[LLVMdev] [Polly]GSoC Proposal: Reducing LLVM-Polly Compiling overhead

Mon Mar 18 05:40:50 PDT 2013

On 03/17/2013 11:54 PM, Star Tan wrote:
>   Hello Tobi,
>
> I am interested in Polly project. Polly seems to be a very promising tool to find out program parallelization based on LLVM infrastructure.   However, I find that Polly analysis and optimization can consume significant compiling time, so I propose a GSoC project to reduce Polly compiling time and I hope my work can make the Polly tool more applicable for all LLVM users.

Dear Star Tan,

the project your propose sounds both interesting and important. As you 
correctly pointed out, maintaining fast compile times when Polly is 
enabled is a very important point. Especially, if we want to think of 
enabling Polly by default.

> I have done some preliminary experiments.  My experimental environment is built as follows:
> First, I build the LLVM, Clang and Polly using -O3 option, so all of these tools can be run in best case;
> Second,  I evaluate the compiling time of Polybench using the following options:
>        Clang-O3:  clang -O3  (the basic clang without polly)
>        Polly-basic:  clang -Xclang -load -Xclang LLVMPolly.so -O3  (load polly but no use of polly optimization)
>        Polly-optimize: clang -Xclang -load -Xclang LLVMPolly.so -mllvm -polly -O3 (use polly optimization)
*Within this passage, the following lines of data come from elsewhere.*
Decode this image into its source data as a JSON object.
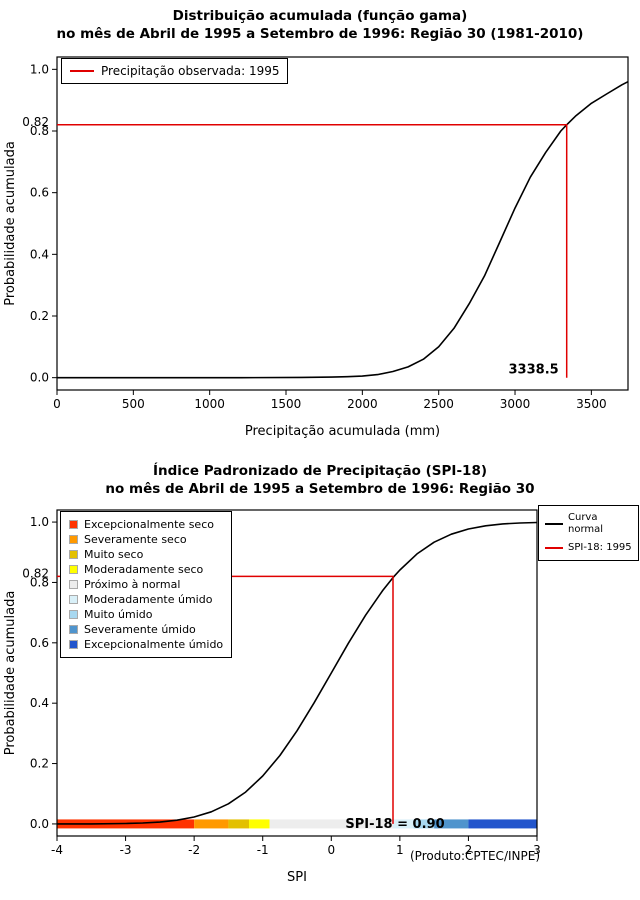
{
  "chart_data": [
    {
      "type": "line",
      "title": "Distribuição acumulada (função gama)",
      "subtitle": "no mês de Abril de 1995 a Setembro de 1996: Região 30 (1981-2010)",
      "xlabel": "Precipitação acumulada (mm)",
      "ylabel": "Probabilidade acumulada",
      "xlim": [
        0,
        3740
      ],
      "ylim": [
        -0.04,
        1.04
      ],
      "xticks": [
        0,
        500,
        1000,
        1500,
        2000,
        2500,
        3000,
        3500
      ],
      "xtick_labels": [
        "0",
        "500",
        "1000",
        "1500",
        "2000",
        "2500",
        "3000",
        "3500"
      ],
      "yticks": [
        0,
        0.2,
        0.4,
        0.6,
        0.8,
        1
      ],
      "ytick_labels": [
        "0.0",
        "0.2",
        "0.4",
        "0.6",
        "0.8",
        "1.0"
      ],
      "grid": false,
      "curve_color": "#000000",
      "marker_color": "#e00000",
      "marker": {
        "x": 3338.5,
        "y": 0.82,
        "x_label": "3338.5",
        "y_axis_label": "0.82"
      },
      "legend": [
        {
          "label": "Precipitação observada: 1995",
          "color": "#e00000"
        }
      ],
      "curve": [
        [
          0,
          0.0
        ],
        [
          400,
          0.0
        ],
        [
          800,
          0.0
        ],
        [
          1200,
          0.0
        ],
        [
          1600,
          0.001
        ],
        [
          1800,
          0.002
        ],
        [
          1900,
          0.003
        ],
        [
          2000,
          0.005
        ],
        [
          2100,
          0.01
        ],
        [
          2200,
          0.02
        ],
        [
          2300,
          0.035
        ],
        [
          2400,
          0.06
        ],
        [
          2500,
          0.1
        ],
        [
          2600,
          0.16
        ],
        [
          2700,
          0.24
        ],
        [
          2800,
          0.33
        ],
        [
          2900,
          0.44
        ],
        [
          3000,
          0.55
        ],
        [
          3100,
          0.65
        ],
        [
          3200,
          0.73
        ],
        [
          3300,
          0.8
        ],
        [
          3338.5,
          0.82
        ],
        [
          3400,
          0.85
        ],
        [
          3500,
          0.89
        ],
        [
          3600,
          0.92
        ],
        [
          3700,
          0.95
        ],
        [
          3740,
          0.96
        ]
      ]
    },
    {
      "type": "line",
      "title": "Índice Padronizado de Precipitação (SPI-18)",
      "subtitle": "no mês de Abril de 1995 a Setembro de 1996: Região 30",
      "xlabel": "SPI",
      "ylabel": "Probabilidade acumulada",
      "footnote": "(Produto:CPTEC/INPE)",
      "xlim": [
        -4,
        3
      ],
      "ylim": [
        -0.04,
        1.04
      ],
      "xticks": [
        -4,
        -3,
        -2,
        -1,
        0,
        1,
        2,
        3
      ],
      "xtick_labels": [
        "-4",
        "-3",
        "-2",
        "-1",
        "0",
        "1",
        "2",
        "3"
      ],
      "yticks": [
        0,
        0.2,
        0.4,
        0.6,
        0.8,
        1
      ],
      "ytick_labels": [
        "0.0",
        "0.2",
        "0.4",
        "0.6",
        "0.8",
        "1.0"
      ],
      "grid": false,
      "curve_color": "#000000",
      "marker_color": "#e00000",
      "marker": {
        "x": 0.9,
        "y": 0.82,
        "label": "SPI-18 = 0.90",
        "y_axis_label": "0.82"
      },
      "legend_right": [
        {
          "label": "Curva normal",
          "color": "#000000"
        },
        {
          "label": "SPI-18: 1995",
          "color": "#e00000"
        }
      ],
      "categories": [
        {
          "label": "Excepcionalmente seco",
          "color": "#ff3300",
          "from": -4,
          "to": -2
        },
        {
          "label": "Severamente seco",
          "color": "#ff9900",
          "from": -2,
          "to": -1.5
        },
        {
          "label": "Muito seco",
          "color": "#e3c000",
          "from": -1.5,
          "to": -1.2
        },
        {
          "label": "Moderadamente seco",
          "color": "#ffff00",
          "from": -1.2,
          "to": -0.9
        },
        {
          "label": "Próximo à normal",
          "color": "#ededed",
          "from": -0.9,
          "to": 0.9
        },
        {
          "label": "Moderadamente úmido",
          "color": "#d9f0f8",
          "from": 0.9,
          "to": 1.2
        },
        {
          "label": "Muito úmido",
          "color": "#a8d8f0",
          "from": 1.2,
          "to": 1.5
        },
        {
          "label": "Severamente úmido",
          "color": "#4f94cd",
          "from": 1.5,
          "to": 2
        },
        {
          "label": "Excepcionalmente úmido",
          "color": "#2255cc",
          "from": 2,
          "to": 3
        }
      ],
      "curve": [
        [
          -4,
          0.0
        ],
        [
          -3.5,
          0.0002
        ],
        [
          -3,
          0.0013
        ],
        [
          -2.75,
          0.003
        ],
        [
          -2.5,
          0.0062
        ],
        [
          -2.25,
          0.0122
        ],
        [
          -2,
          0.0228
        ],
        [
          -1.75,
          0.0401
        ],
        [
          -1.5,
          0.0668
        ],
        [
          -1.25,
          0.1056
        ],
        [
          -1,
          0.1587
        ],
        [
          -0.75,
          0.2266
        ],
        [
          -0.5,
          0.3085
        ],
        [
          -0.25,
          0.4013
        ],
        [
          0,
          0.5
        ],
        [
          0.25,
          0.5987
        ],
        [
          0.5,
          0.6915
        ],
        [
          0.75,
          0.7734
        ],
        [
          0.9,
          0.8159
        ],
        [
          1,
          0.8413
        ],
        [
          1.25,
          0.8944
        ],
        [
          1.5,
          0.9332
        ],
        [
          1.75,
          0.9599
        ],
        [
          2,
          0.9772
        ],
        [
          2.25,
          0.9878
        ],
        [
          2.5,
          0.9938
        ],
        [
          2.75,
          0.997
        ],
        [
          3,
          0.9987
        ]
      ]
    }
  ]
}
I believe this setup is a very good start. However, to draw useful 
conclusions we probably need more information:

1) Did you build LLVM/Polly in release mode?

The compile times with and without Polly look very high. Compiling 2mm 
with a current version of clang takes 0.076 seconds for me, whereas you
report a compile time of 0.780 seconds. This may caused by performance
differences of our machines or, what I believe is more likely, that you
did not compile LLVM and Polly in Release mode. Profiling of debug 
builds may give a wrong idea on where compile time is spent. Can you
verify you built in Release mode?

2) Compile time impact when Polly does not optimize the program code

The benchmarks you have chosen can be optimized well by Polly. This is
obviously a nice thing, but it also implies that Polly transforms and
optimizes a large percentage of this code. In cases, where Polly can 
create an optimized version of the code, (limited) increases in compile 
time are often acceptable. However, one area where we should be super 
critical with compile time is the case when Polly is enabled, but when 
it can not perform any useful transformation.
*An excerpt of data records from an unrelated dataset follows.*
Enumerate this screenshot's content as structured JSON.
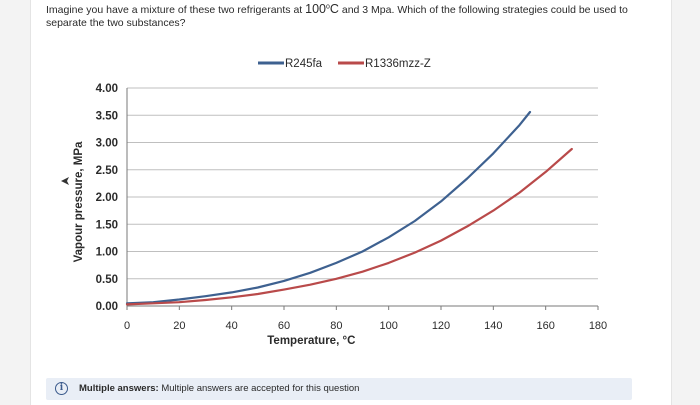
{
  "question": {
    "part1": "Imagine you have a mixture of these two refrigerants at ",
    "temp_value": "100",
    "temp_deg": "o",
    "temp_unit": "C",
    "part2": " and ",
    "pressure": "3 Mpa",
    "part3": ". Which of the following strategies could be used to",
    "line2": "separate the two substances?"
  },
  "info": {
    "label": "Multiple answers:",
    "text": "Multiple answers are accepted for this question",
    "icon": "info-icon"
  },
  "colors": {
    "R245fa": "#3e6190",
    "R1336mzz-Z": "#b94a4a",
    "grid": "#bfbfbf",
    "axis": "#7a7a7a",
    "info_bg": "#e9eef6"
  },
  "chart_data": {
    "type": "line",
    "xlabel": "Temperature, °C",
    "ylabel": "Vapour pressure, MPa",
    "xlim": [
      0,
      180
    ],
    "ylim": [
      0,
      4.0
    ],
    "x_ticks": [
      "0",
      "20",
      "40",
      "60",
      "80",
      "100",
      "120",
      "140",
      "160",
      "180"
    ],
    "y_ticks": [
      "0.00",
      "0.50",
      "1.00",
      "1.50",
      "2.00",
      "2.50",
      "3.00",
      "3.50",
      "4.00"
    ],
    "grid": "horizontal",
    "legend_position": "top-center",
    "series": [
      {
        "name": "R245fa",
        "x": [
          0,
          10,
          20,
          30,
          40,
          50,
          60,
          70,
          80,
          90,
          100,
          110,
          120,
          130,
          140,
          150,
          154
        ],
        "y": [
          0.05,
          0.07,
          0.12,
          0.18,
          0.25,
          0.34,
          0.46,
          0.61,
          0.79,
          1.0,
          1.26,
          1.56,
          1.92,
          2.34,
          2.8,
          3.32,
          3.56
        ]
      },
      {
        "name": "R1336mzz-Z",
        "x": [
          0,
          10,
          20,
          30,
          40,
          50,
          60,
          70,
          80,
          90,
          100,
          110,
          120,
          130,
          140,
          150,
          160,
          170
        ],
        "y": [
          0.03,
          0.05,
          0.07,
          0.11,
          0.16,
          0.22,
          0.3,
          0.39,
          0.5,
          0.63,
          0.79,
          0.98,
          1.2,
          1.46,
          1.75,
          2.08,
          2.46,
          2.88
        ]
      }
    ]
  }
}
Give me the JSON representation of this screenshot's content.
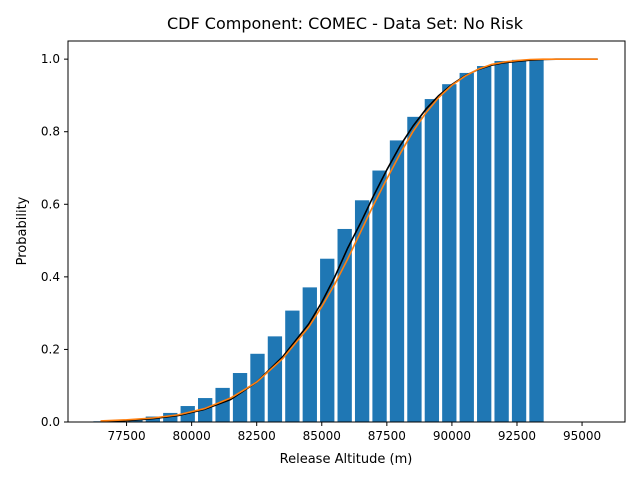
{
  "chart_data": {
    "type": "bar",
    "title": "CDF Component: COMEC - Data Set: No Risk",
    "xlabel": "Release Altitude (m)",
    "ylabel": "Probability",
    "xlim": [
      75250,
      96650
    ],
    "ylim": [
      0,
      1.05
    ],
    "x_ticks": [
      77500,
      80000,
      82500,
      85000,
      87500,
      90000,
      92500,
      95000
    ],
    "y_ticks": [
      0.0,
      0.2,
      0.4,
      0.6,
      0.8,
      1.0
    ],
    "grid": false,
    "legend": "none",
    "bar_color": "#1f77b4",
    "bar_width": 550,
    "bars": {
      "x": [
        76500,
        77170,
        77840,
        78510,
        79180,
        79850,
        80520,
        81190,
        81860,
        82530,
        83200,
        83870,
        84540,
        85210,
        85880,
        86550,
        87220,
        87890,
        88560,
        89230,
        89900,
        90570,
        91240,
        91910,
        92580,
        93250
      ],
      "values": [
        0.002,
        0.004,
        0.008,
        0.015,
        0.025,
        0.044,
        0.066,
        0.094,
        0.135,
        0.188,
        0.236,
        0.307,
        0.371,
        0.45,
        0.532,
        0.611,
        0.693,
        0.776,
        0.841,
        0.89,
        0.931,
        0.962,
        0.981,
        0.995,
        0.998,
        1.0
      ]
    },
    "series": [
      {
        "color": "#000000",
        "x": [
          76500,
          77500,
          78500,
          79500,
          80500,
          81500,
          82500,
          83500,
          84500,
          85000,
          85500,
          86000,
          86500,
          87000,
          87500,
          88000,
          88500,
          89000,
          89500,
          90000,
          90500,
          91000,
          91500,
          92000,
          92500,
          93000,
          93500,
          94000,
          94500,
          95000,
          95600
        ],
        "values": [
          0.001,
          0.004,
          0.009,
          0.018,
          0.035,
          0.062,
          0.11,
          0.18,
          0.27,
          0.33,
          0.4,
          0.48,
          0.55,
          0.625,
          0.695,
          0.76,
          0.815,
          0.862,
          0.9,
          0.93,
          0.954,
          0.971,
          0.983,
          0.99,
          0.994,
          0.997,
          0.999,
          1.0,
          1.0,
          1.0,
          1.0
        ]
      },
      {
        "color": "#ff7f0e",
        "x": [
          76500,
          77500,
          78500,
          79500,
          80500,
          81500,
          82500,
          83500,
          84500,
          85000,
          85500,
          86000,
          86500,
          87000,
          87500,
          88000,
          88500,
          89000,
          89500,
          90000,
          90500,
          91000,
          91500,
          92000,
          92500,
          93000,
          93500,
          94000,
          94500,
          95000,
          95600
        ],
        "values": [
          0.003,
          0.006,
          0.011,
          0.02,
          0.037,
          0.066,
          0.11,
          0.175,
          0.262,
          0.318,
          0.38,
          0.45,
          0.525,
          0.6,
          0.67,
          0.738,
          0.8,
          0.852,
          0.895,
          0.928,
          0.953,
          0.972,
          0.985,
          0.992,
          0.996,
          0.999,
          1.0,
          1.0,
          1.0,
          1.0,
          1.0
        ]
      }
    ]
  }
}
For polybench, you can get a first idea of the current overhead, by 
timing only the polly-detect part, but by disabling the polly 
optimizations and the polly code-generation. However, to get a more 
realistic picture, you probably want to run Polly on the LLVM 
test-suite. I know of some in-house nightly testers, that track Polly
performance on the LLVM test suite. Your work would be even another 
reason to get a public version of such a tester. I will see if I can get 
hardware to do so. Meanwhile, you can run it on your own machine.
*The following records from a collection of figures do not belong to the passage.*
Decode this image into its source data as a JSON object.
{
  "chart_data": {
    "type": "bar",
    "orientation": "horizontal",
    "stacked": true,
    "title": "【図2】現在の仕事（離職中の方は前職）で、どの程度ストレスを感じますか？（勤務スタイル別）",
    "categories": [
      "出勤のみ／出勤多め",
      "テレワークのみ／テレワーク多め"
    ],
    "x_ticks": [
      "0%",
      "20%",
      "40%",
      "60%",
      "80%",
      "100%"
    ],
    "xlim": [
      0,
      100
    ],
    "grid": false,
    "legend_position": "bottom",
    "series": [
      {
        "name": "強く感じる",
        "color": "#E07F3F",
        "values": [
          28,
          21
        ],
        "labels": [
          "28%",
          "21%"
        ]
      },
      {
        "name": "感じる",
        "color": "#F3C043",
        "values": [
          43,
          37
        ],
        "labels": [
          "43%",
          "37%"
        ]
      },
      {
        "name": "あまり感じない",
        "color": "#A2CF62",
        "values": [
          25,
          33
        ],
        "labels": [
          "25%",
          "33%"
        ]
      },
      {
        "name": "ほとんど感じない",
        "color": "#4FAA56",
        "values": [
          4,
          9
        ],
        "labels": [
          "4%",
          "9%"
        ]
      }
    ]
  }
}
> The preliminary experimental results are as follows: (benchmarks are collected from Po
>
> |
> | Clang
> (seconds) | Polly-basic
> (seconds) | Polly-optimize
> (seconds) | Polly-load overhead | Polly-optimize
> overhead |
> | 2mm.c | 0.786 | 0.802 | 1.944 | 2.0% | 147.3% |
> | correlation.c | 0.782 | 0.792 | 2.005 | 1.3% | 156.4% |
> | gesummv.c | 0.583 | 0.603 | 1.08 | 3.4% | 85.2% |
> | ludcmp.c | 0.787 | 0.806 | 2.475 | 2.4% | 214.5% |
> | 3mm.c | 0.786 | 0.811 | 2.617 | 3.2% | 233.0% |
> | covariance.c | 0.73 | 0.74 | 2.294 | 1.4% | 214.2% |
> | gramschmidt.c | 0.63 | 0.643 | 1.134 | 2.1% | 80.0% |
> | seidel.c | 0.632 | 0.645 | 2.036 | 2.1% | 222.2% |
> | adi.c | 0.8 | 0.811 | 3.044 | 1.4% | 280.5% |
> | doitgen.c | 0.742 | 0.752 | 2.32 | 1.3% | 212.7% |
> | instrument.c | 0.445 | 0.45 | 0.495 | 1.1% | 11.2% |

It is interesting to see that the only file that does not contain a 
kernel that is optimized by polly, but just some auxiliary functions has 
a very low compile time overhead. This may imply that most of the 
compile time overhead is due to optimizations Polly can perform.
However, we should only draw conclusions from this after we verified 
those numbers are from a Release build.

> Experimental results show that Polly analysis and optimization can leads to 142% extra compiling overhead, which maybe unacceptable in many large software building. As a result, it is an urgent task to reduce the compiling time of Polly analysis and optimization.
>
> My plan for this proposal is to reduce Polly compiling overhead step by step:
> 1) Investigate the details of Polly, find out how much time spent on analysis and how much time spent on optimization. Of course it is very important to distinguish the overhead on codes where  Polly is applicable and codes where Polly is not applicable.
> 2) Profile the Polly to find out the hot code and find out the sources of compiling overhead; Based on the profiling, I will try to rewrite the hot code to improving the compiling process.
> 3) Remove expensive analysis passes. For example, the scop detection currently requires both the post-dominance analysis
> as well as the dominance frontier analysis. Not requiring these up front (at all) would be great.
> 4) Canonicalization passes scheduled before Polly.  Before running Polly, we currently schedule a set of passes to canonicalize the LLVM-IR on which the scop detection is run on. If I can reduce the number of preparing passes, then the compiling overhead can be reduced.
> 5) Find out other ways to reduce compiling overhead.

Very good points.

I believe the general direction is great. As a next step I propose to 
continue your profiling work to get a better idea of the performance 
characteristics of Polly and to understand where compile time is spent.
I have some ideas myself, but I would prefer that you do this analysis 
independent of my suggestions to double check my own findings. I invite 
you to regularly report your findings. I should be able to both help you 
to ensure that the numbers you get allow us to draw correct conclusions 
and also to point you to source code changes that you could perform to 
reduce the compile time.

Thanks again for this interesting proposal.

All the best,
Tobias